We welcome articles in a range of theoretical disciplines, from philosophical investigation to psychoanalytic theory, cultural and social theory to discussions of aesthetics.
Articles should be 6,000-8,000 words long (references included), formatted according to the Chicago Manual of Style 16th Edition and cited with footnotes. Articles should include abstracts of ~150 words. Please send anonymized articles with abstracts (with the subject of the email reading: “[Author Name], Submission to Issue 9”) to email@example.com by September 1, 2022. Please include in the body of the email the name, title, affiliation, and correspondence email of the author(s). Full submission guidelines can be found here. Expected publication in late 2023-early 2024..

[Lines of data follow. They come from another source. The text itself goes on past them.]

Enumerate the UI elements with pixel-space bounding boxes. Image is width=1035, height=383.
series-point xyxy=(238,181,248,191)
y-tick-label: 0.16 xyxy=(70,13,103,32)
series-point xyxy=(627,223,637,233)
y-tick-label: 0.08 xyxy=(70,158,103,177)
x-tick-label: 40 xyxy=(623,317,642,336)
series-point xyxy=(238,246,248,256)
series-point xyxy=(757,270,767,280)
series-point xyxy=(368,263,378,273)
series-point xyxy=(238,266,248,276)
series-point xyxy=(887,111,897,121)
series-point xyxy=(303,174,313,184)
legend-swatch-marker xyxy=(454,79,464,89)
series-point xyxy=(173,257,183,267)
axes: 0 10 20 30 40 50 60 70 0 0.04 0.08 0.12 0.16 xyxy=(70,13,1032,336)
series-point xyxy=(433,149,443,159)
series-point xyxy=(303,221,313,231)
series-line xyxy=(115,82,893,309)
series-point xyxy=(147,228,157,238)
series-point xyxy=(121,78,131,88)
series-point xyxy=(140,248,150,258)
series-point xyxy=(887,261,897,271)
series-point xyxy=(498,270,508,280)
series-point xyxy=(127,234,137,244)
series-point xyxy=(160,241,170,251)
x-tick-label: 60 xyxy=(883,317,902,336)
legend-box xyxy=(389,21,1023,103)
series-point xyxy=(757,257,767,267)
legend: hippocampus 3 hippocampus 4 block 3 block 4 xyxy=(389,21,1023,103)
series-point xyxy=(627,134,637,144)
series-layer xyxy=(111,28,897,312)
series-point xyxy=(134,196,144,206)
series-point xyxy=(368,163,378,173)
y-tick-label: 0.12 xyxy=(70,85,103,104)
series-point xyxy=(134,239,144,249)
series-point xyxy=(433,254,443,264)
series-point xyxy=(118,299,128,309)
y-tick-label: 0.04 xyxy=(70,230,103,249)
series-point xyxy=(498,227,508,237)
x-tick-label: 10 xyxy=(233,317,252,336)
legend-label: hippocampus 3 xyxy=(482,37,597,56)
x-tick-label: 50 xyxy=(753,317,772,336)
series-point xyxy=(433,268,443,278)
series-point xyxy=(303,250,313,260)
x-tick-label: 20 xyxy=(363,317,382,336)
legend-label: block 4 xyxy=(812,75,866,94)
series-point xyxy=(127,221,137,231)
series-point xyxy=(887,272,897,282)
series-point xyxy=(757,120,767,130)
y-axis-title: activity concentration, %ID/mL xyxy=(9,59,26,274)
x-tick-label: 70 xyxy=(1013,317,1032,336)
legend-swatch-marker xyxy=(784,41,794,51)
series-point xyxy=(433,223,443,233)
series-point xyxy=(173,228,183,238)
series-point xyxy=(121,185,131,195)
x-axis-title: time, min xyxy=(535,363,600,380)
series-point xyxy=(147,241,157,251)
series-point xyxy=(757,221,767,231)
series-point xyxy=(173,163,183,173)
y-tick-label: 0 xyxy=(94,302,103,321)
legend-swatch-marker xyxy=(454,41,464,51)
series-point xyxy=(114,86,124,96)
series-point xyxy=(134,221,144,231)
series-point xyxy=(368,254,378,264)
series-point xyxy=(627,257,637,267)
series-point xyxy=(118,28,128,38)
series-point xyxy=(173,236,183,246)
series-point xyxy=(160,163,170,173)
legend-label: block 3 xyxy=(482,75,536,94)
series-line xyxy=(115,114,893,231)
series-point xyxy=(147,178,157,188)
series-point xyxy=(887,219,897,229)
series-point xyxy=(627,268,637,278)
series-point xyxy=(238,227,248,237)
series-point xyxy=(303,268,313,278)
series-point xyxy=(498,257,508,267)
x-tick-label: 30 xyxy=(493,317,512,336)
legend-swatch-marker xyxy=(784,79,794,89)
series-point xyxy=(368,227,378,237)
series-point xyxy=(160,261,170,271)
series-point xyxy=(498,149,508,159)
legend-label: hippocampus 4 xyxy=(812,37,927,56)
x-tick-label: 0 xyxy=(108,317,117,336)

Given the nature of this issue, some authors may wish to publish using a pseudonym. If interested in going this route, feel free to contact us in advance and we can discuss the logistics. We’ll be happy to work with you towards this end.
Chiasma: A Site for Thought was established in September 2013 as an annual, double-blind, peer-reviewed journal for the generation and dispersion of theory and philosophy, emphasizing contemporary continental philosophy. While recognizing the theoretical humanities as a pursuit born of the crossing of continental philosophy, social and political theory, literary criticism, media studies, and cultural studies, Chiasma: A Site for Thought places emphasis on those genetic moments that displace theory and philosophy from their histories, without abandoning them to an auxiliary position between disciplines. The journal therefore aims at the affirmation of the power of speculative thought across disciplines to recombine and mutate the societal, historical, and academic coordinates from which it comes.
Chiasma: A Site For Thought does not have author publication charges.